Suite à ces deux étapes, et après synthèse des informations recueillies, elles sont passées à la phase d’application : une somme de petits changements qui ont permis d’améliorer les pratiques et l’organisation des ateliers. Achat de chariots chez l’une, modification de la cage de retournement chez l’autre, nouveau mode de fixation des seaux, plus fonctionnel, réorganisation de la nursery avec l’achat d’une louve plus performante, circulation dans le bâtiment repensée et modifiée pour ne plus avoir à sauter les barrières ..., Céline est toute fière de nous montrer comment ces petites améliorations ont changé sa vie au travail, tout en améliorant l’état sanitaire du troupeau.
« On s’est focalisé sur l’élevage parce que c’est ce qui était prioritaire mais les autres postes et chantiers ont également été repensés » : la récolte et le séchage des noix chez Céline, le tabac chez Nathalie.
« Grâce à une meilleure organisation, on gagne du temps et on réduit fortement la pénibilité, pour la distribution de l’alimentation par exemple ... ! »

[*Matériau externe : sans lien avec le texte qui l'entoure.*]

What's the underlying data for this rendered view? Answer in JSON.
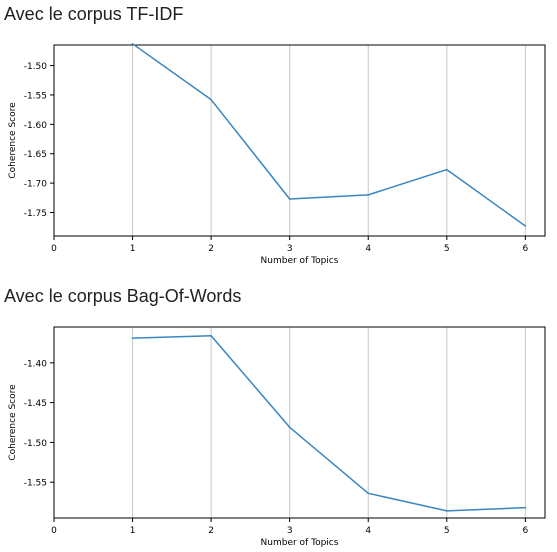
{
  "sections": [
    {
      "title": "Avec le corpus TF-IDF"
    },
    {
      "title": "Avec le corpus Bag-Of-Words"
    }
  ],
  "colors": {
    "line": "#3a86c0",
    "grid": "#c8c8c8",
    "axis": "#000000"
  },
  "chart_data": [
    {
      "type": "line",
      "title": "",
      "xlabel": "Number of Topics",
      "ylabel": "Coherence Score",
      "x_ticks": [
        0,
        1,
        2,
        3,
        4,
        5,
        6
      ],
      "y_ticks": [
        -1.5,
        -1.55,
        -1.6,
        -1.65,
        -1.7,
        -1.75
      ],
      "y_tick_labels": [
        "-1.50",
        "-1.55",
        "-1.60",
        "-1.65",
        "-1.70",
        "-1.75"
      ],
      "xlim": [
        0,
        6.25
      ],
      "ylim": [
        -1.79,
        -1.465
      ],
      "grid": "vertical",
      "series": [
        {
          "x": [
            1,
            2,
            3,
            4,
            5,
            6
          ],
          "values": [
            -1.463,
            -1.558,
            -1.727,
            -1.72,
            -1.677,
            -1.773
          ]
        }
      ]
    },
    {
      "type": "line",
      "title": "",
      "xlabel": "Number of Topics",
      "ylabel": "Coherence Score",
      "x_ticks": [
        0,
        1,
        2,
        3,
        4,
        5,
        6
      ],
      "y_ticks": [
        -1.4,
        -1.45,
        -1.5,
        -1.55
      ],
      "y_tick_labels": [
        "-1.40",
        "-1.45",
        "-1.50",
        "-1.55"
      ],
      "xlim": [
        0,
        6.25
      ],
      "ylim": [
        -1.595,
        -1.355
      ],
      "grid": "vertical",
      "series": [
        {
          "x": [
            1,
            2,
            3,
            4,
            5,
            6
          ],
          "values": [
            -1.369,
            -1.366,
            -1.481,
            -1.564,
            -1.586,
            -1.582
          ]
        }
      ]
    }
  ]
}
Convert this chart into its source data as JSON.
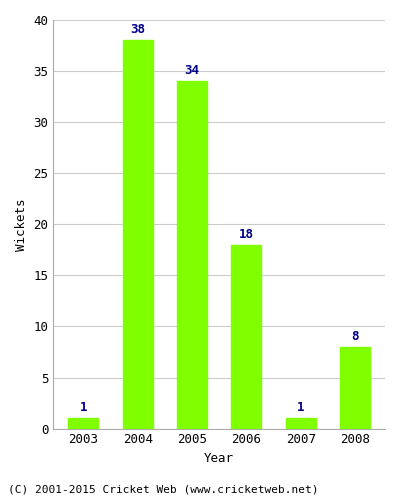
{
  "years": [
    "2003",
    "2004",
    "2005",
    "2006",
    "2007",
    "2008"
  ],
  "values": [
    1,
    38,
    34,
    18,
    1,
    8
  ],
  "bar_color": "#7FFF00",
  "label_color": "#00008B",
  "xlabel": "Year",
  "ylabel": "Wickets",
  "ylim": [
    0,
    40
  ],
  "yticks": [
    0,
    5,
    10,
    15,
    20,
    25,
    30,
    35,
    40
  ],
  "footer": "(C) 2001-2015 Cricket Web (www.cricketweb.net)",
  "background_color": "#ffffff",
  "plot_bg_color": "#ffffff",
  "grid_color": "#cccccc",
  "bar_width": 0.55,
  "label_fontsize": 9,
  "axis_label_fontsize": 9,
  "tick_fontsize": 9,
  "footer_fontsize": 8
}
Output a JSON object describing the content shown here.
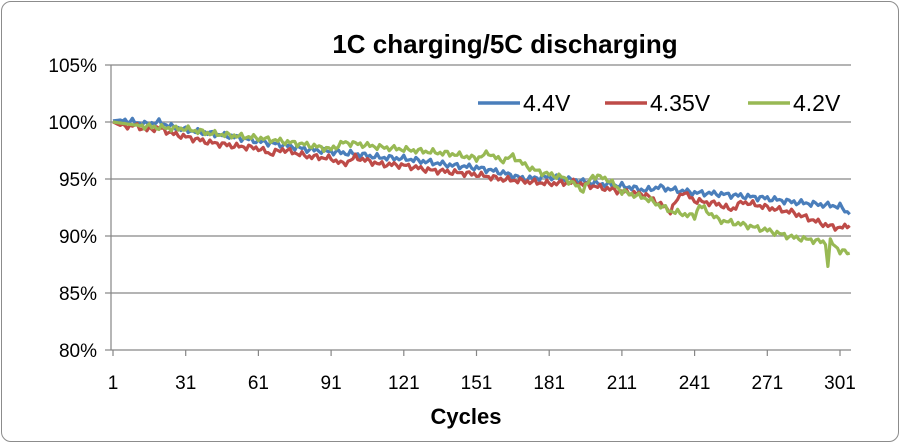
{
  "chart_data": {
    "type": "line",
    "title": "1C charging/5C discharging",
    "xlabel": "Cycles",
    "ylabel": "",
    "xlim": [
      1,
      306
    ],
    "ylim": [
      80,
      105
    ],
    "x_ticks": [
      "1",
      "31",
      "61",
      "91",
      "121",
      "151",
      "181",
      "211",
      "241",
      "271",
      "301"
    ],
    "y_ticks": [
      "80%",
      "85%",
      "90%",
      "95%",
      "100%",
      "105%"
    ],
    "grid": "horizontal",
    "legend": "top-right",
    "series": [
      {
        "name": "4.4V",
        "color": "#4a7ebb",
        "points": [
          [
            1,
            100.1
          ],
          [
            5,
            100.2
          ],
          [
            10,
            100.0
          ],
          [
            15,
            99.8
          ],
          [
            20,
            100.0
          ],
          [
            25,
            99.6
          ],
          [
            31,
            99.3
          ],
          [
            41,
            99.0
          ],
          [
            51,
            98.7
          ],
          [
            61,
            98.3
          ],
          [
            71,
            98.0
          ],
          [
            81,
            97.6
          ],
          [
            91,
            97.4
          ],
          [
            101,
            97.2
          ],
          [
            111,
            96.9
          ],
          [
            121,
            96.8
          ],
          [
            131,
            96.5
          ],
          [
            141,
            96.2
          ],
          [
            151,
            96.0
          ],
          [
            161,
            95.6
          ],
          [
            171,
            95.0
          ],
          [
            181,
            95.2
          ],
          [
            191,
            94.9
          ],
          [
            201,
            94.6
          ],
          [
            211,
            94.4
          ],
          [
            221,
            94.0
          ],
          [
            226,
            94.3
          ],
          [
            231,
            94.1
          ],
          [
            241,
            93.8
          ],
          [
            251,
            93.7
          ],
          [
            261,
            93.5
          ],
          [
            271,
            93.3
          ],
          [
            281,
            93.0
          ],
          [
            291,
            92.8
          ],
          [
            301,
            92.6
          ],
          [
            305,
            91.9
          ]
        ]
      },
      {
        "name": "4.35V",
        "color": "#be4b48",
        "points": [
          [
            1,
            100.0
          ],
          [
            5,
            99.6
          ],
          [
            10,
            99.7
          ],
          [
            15,
            99.3
          ],
          [
            20,
            99.5
          ],
          [
            25,
            99.0
          ],
          [
            31,
            98.7
          ],
          [
            41,
            98.2
          ],
          [
            51,
            97.9
          ],
          [
            61,
            97.7
          ],
          [
            66,
            97.2
          ],
          [
            71,
            97.6
          ],
          [
            81,
            97.0
          ],
          [
            91,
            96.8
          ],
          [
            96,
            96.3
          ],
          [
            101,
            96.9
          ],
          [
            111,
            96.3
          ],
          [
            121,
            96.2
          ],
          [
            131,
            95.8
          ],
          [
            141,
            95.6
          ],
          [
            151,
            95.4
          ],
          [
            161,
            95.0
          ],
          [
            171,
            94.8
          ],
          [
            181,
            94.6
          ],
          [
            191,
            94.7
          ],
          [
            201,
            94.3
          ],
          [
            211,
            93.9
          ],
          [
            221,
            93.6
          ],
          [
            231,
            92.2
          ],
          [
            236,
            93.9
          ],
          [
            241,
            93.1
          ],
          [
            251,
            92.8
          ],
          [
            256,
            92.3
          ],
          [
            261,
            93.0
          ],
          [
            271,
            92.5
          ],
          [
            281,
            92.1
          ],
          [
            291,
            91.3
          ],
          [
            296,
            90.9
          ],
          [
            301,
            90.7
          ],
          [
            305,
            90.9
          ]
        ]
      },
      {
        "name": "4.2V",
        "color": "#98b954",
        "points": [
          [
            1,
            100.0
          ],
          [
            11,
            99.7
          ],
          [
            21,
            99.5
          ],
          [
            31,
            99.4
          ],
          [
            41,
            99.0
          ],
          [
            51,
            98.8
          ],
          [
            61,
            98.6
          ],
          [
            71,
            98.3
          ],
          [
            81,
            98.0
          ],
          [
            91,
            97.6
          ],
          [
            96,
            98.2
          ],
          [
            101,
            98.1
          ],
          [
            111,
            97.8
          ],
          [
            121,
            97.6
          ],
          [
            131,
            97.4
          ],
          [
            141,
            97.2
          ],
          [
            151,
            96.8
          ],
          [
            156,
            97.3
          ],
          [
            161,
            96.6
          ],
          [
            166,
            97.0
          ],
          [
            171,
            96.2
          ],
          [
            176,
            95.7
          ],
          [
            181,
            95.4
          ],
          [
            186,
            95.2
          ],
          [
            191,
            94.6
          ],
          [
            195,
            94.0
          ],
          [
            199,
            95.3
          ],
          [
            205,
            95.0
          ],
          [
            211,
            93.9
          ],
          [
            221,
            93.3
          ],
          [
            231,
            92.2
          ],
          [
            241,
            91.7
          ],
          [
            243,
            92.7
          ],
          [
            251,
            91.4
          ],
          [
            261,
            91.0
          ],
          [
            271,
            90.5
          ],
          [
            281,
            89.9
          ],
          [
            291,
            89.6
          ],
          [
            295,
            89.4
          ],
          [
            296,
            87.5
          ],
          [
            297,
            89.5
          ],
          [
            301,
            88.7
          ],
          [
            305,
            88.5
          ]
        ]
      }
    ]
  }
}
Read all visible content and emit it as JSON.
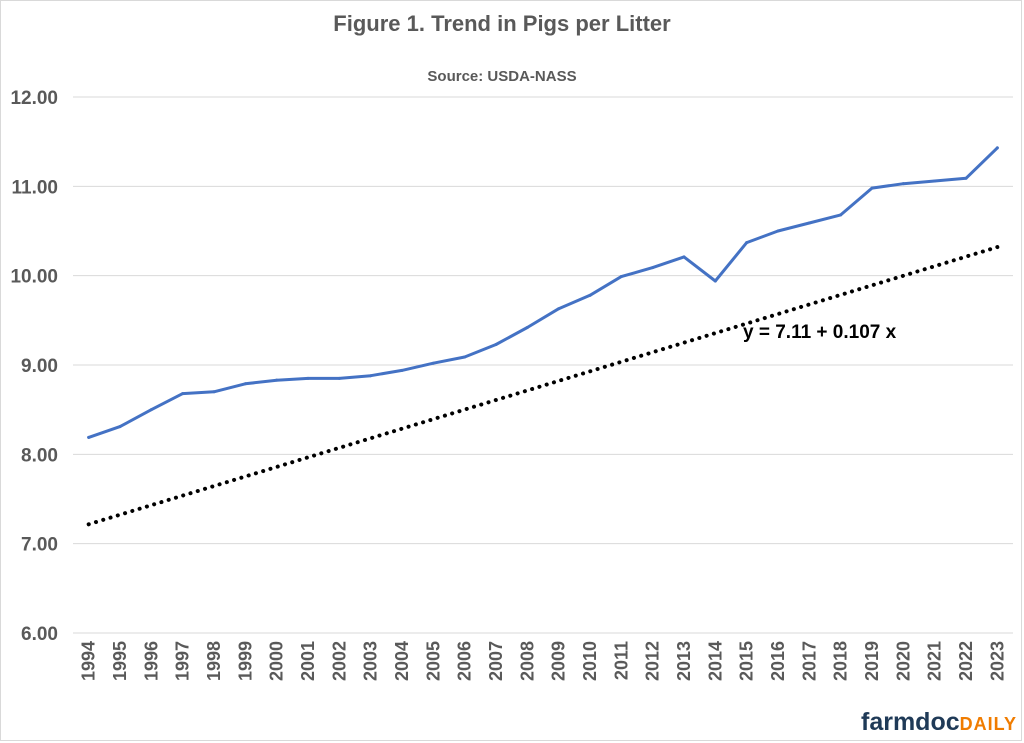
{
  "chart_data": {
    "type": "line",
    "title": "Figure  1. Trend in Pigs per Litter",
    "subtitle": "Source: USDA-NASS",
    "xlabel": "",
    "ylabel": "",
    "ylim": [
      6,
      12
    ],
    "yticks": [
      "12.00",
      "11.00",
      "10.00",
      "9.00",
      "8.00",
      "7.00",
      "6.00"
    ],
    "grid": true,
    "categories": [
      "1994",
      "1995",
      "1996",
      "1997",
      "1998",
      "1999",
      "2000",
      "2001",
      "2002",
      "2003",
      "2004",
      "2005",
      "2006",
      "2007",
      "2008",
      "2009",
      "2010",
      "2011",
      "2012",
      "2013",
      "2014",
      "2015",
      "2016",
      "2017",
      "2018",
      "2019",
      "2020",
      "2021",
      "2022",
      "2023"
    ],
    "series": [
      {
        "values": [
          8.19,
          8.31,
          8.5,
          8.68,
          8.7,
          8.79,
          8.83,
          8.85,
          8.85,
          8.88,
          8.94,
          9.02,
          9.09,
          9.23,
          9.42,
          9.63,
          9.78,
          9.99,
          10.09,
          10.21,
          9.94,
          10.37,
          10.5,
          10.59,
          10.68,
          10.98,
          11.03,
          11.06,
          11.09,
          11.43
        ],
        "color": "#4472c4"
      }
    ],
    "trendline": {
      "intercept": 7.11,
      "slope": 0.107,
      "style": "dotted",
      "color": "#000000",
      "equation_label": "y = 7.11 + 0.107 x"
    }
  },
  "branding": {
    "logo_part1": "farmdoc",
    "logo_part2": "DAILY"
  }
}
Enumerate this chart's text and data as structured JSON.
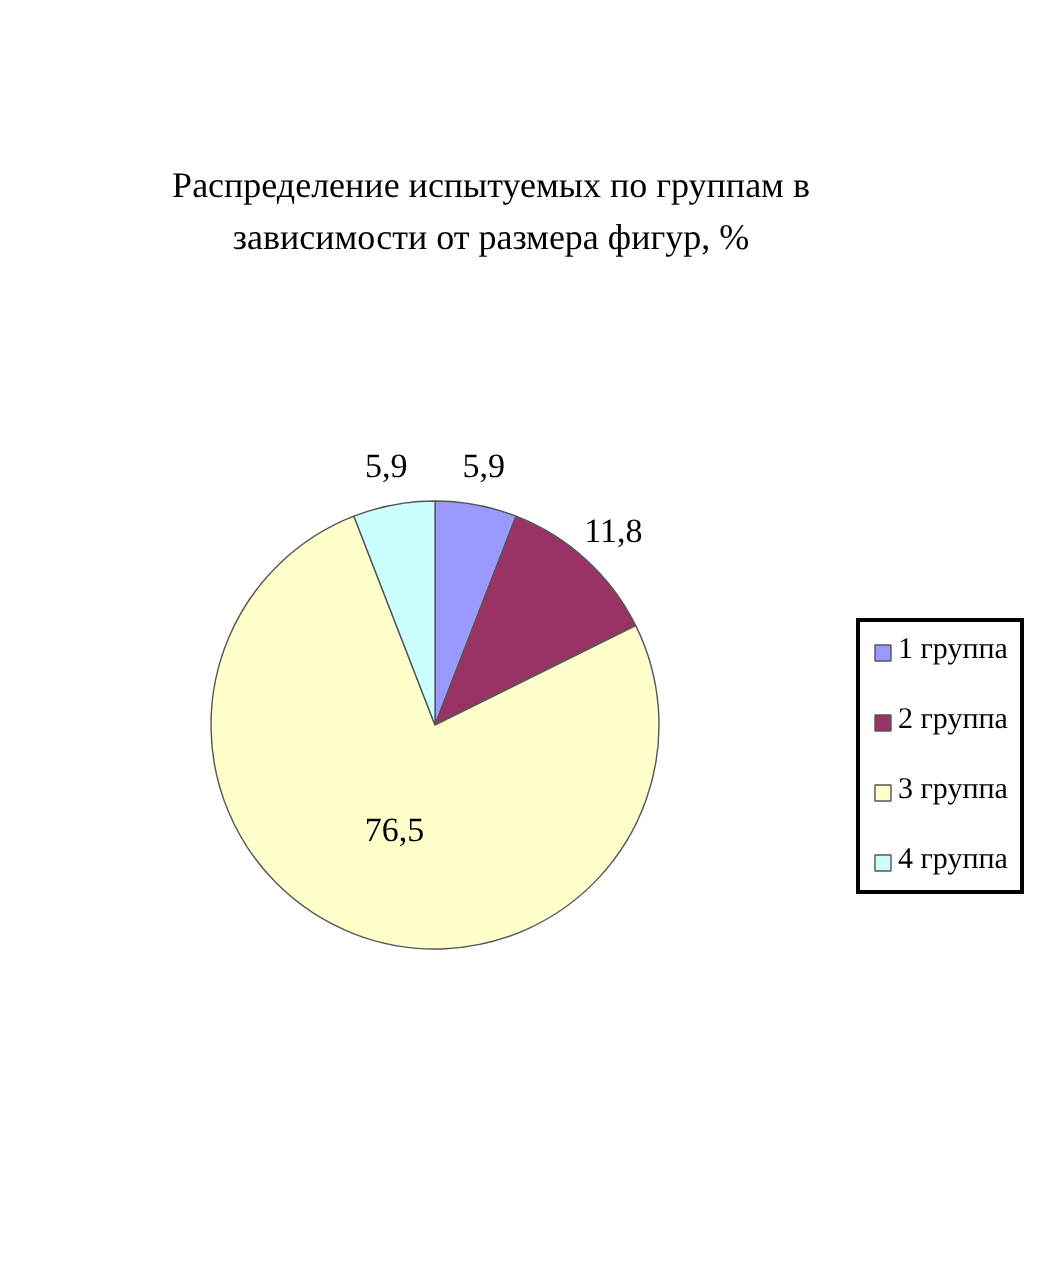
{
  "chart_data": {
    "type": "pie",
    "title": "Распределение испытуемых по группам в зависимости от размера фигур, %",
    "categories": [
      "1 группа",
      "2 группа",
      "3 группа",
      "4 группа"
    ],
    "values": [
      5.9,
      11.8,
      76.5,
      5.9
    ],
    "colors": [
      "#9999ff",
      "#993366",
      "#ffffcc",
      "#ccffff"
    ],
    "value_labels": [
      "5,9",
      "11,8",
      "76,5",
      "5,9"
    ],
    "legend": "right"
  }
}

En matière de santé et de sécurité, la participation dans la démarche du docteur Aguera, médecin du travail, a également porté ses fruits, notamment pour les sensibiliser aux risques de zoonoses. « Avant, on ne faisait pas attention car on ne le savait pas, alors on ne se protégeait pas ... ». Désormais, Céline et Nathalie reconnaissent volontiers qu’elles ont modifié leurs pratiques en terme d’hygiène et de prévention : les gants sont désormais « à portée de mains », « pour les agnelages et la manipulation des antibiotiques surtout », le vestiaire est fonctionnel pour se changer plus efficacement, entre maison et bergerie.
La prise de conscience globale de leur fonctionnement a modifié leur mode de réflexion et leur a permis de remettre en question leurs pratiques agricoles, de mieux gérer l’imbrication entre vie privée et vie professionnelle mais aussi d’aiguiser leur sens critique ... « Pour les vêtements de sécurité par exemple, rien n’est prévu pour les femmes, on ne trouve jamais notre pointure en chaussures de sécurité ... ».
Aujourd’hui, si l’ergonome n’est plus présente sur leur exploitation, elle a cependant laissé des traces dans la façon d’intégrer la dimension travail dans les actes quotidiens ... « Maintenant, quand on organise un chantier ou qu’on veut faire un aménagement, on se dit : « Si Maryline était là, comment elle verrait les choses ? ».
Enthousiastes, Céline et Nathalie sont aussi intarissables sur l’intérêt du travail de groupe. « L’échange et le partage d’expériences sont bénéfiques à la réflexion. Cela nous aide dans la résolution des problèmes de chacune. Le groupe favorise l’émulation et la motivation ». Aujourd’hui, leur souhait est de prolonger cette expérience, ne pas en rester là. Elles ont des idées et elles sont prêtes à s’investir. « On voudrait mettre en place des groupes de réflexions sur le travail autour de chez nous, l’occasion de partager notre expérience et d’en faire profiter les autres, d’aller plus loin ... des groupes mixtes, toutes productions confondues ».
Et la spécificité du travail des femmes au fait, qu’en pensent-elles ? En guise de réponse, elles lisent en chœur la petite phrase qu’elles ont préparée ... ce sera notre conclusion !
« Les femmes ne se sentent pas différentes des hommes au niveau du travail mais complémentaires. Ceci implique la reconnaissance de la femme en tant qu’entité économique à part entière, à l’égale des hommes ... ».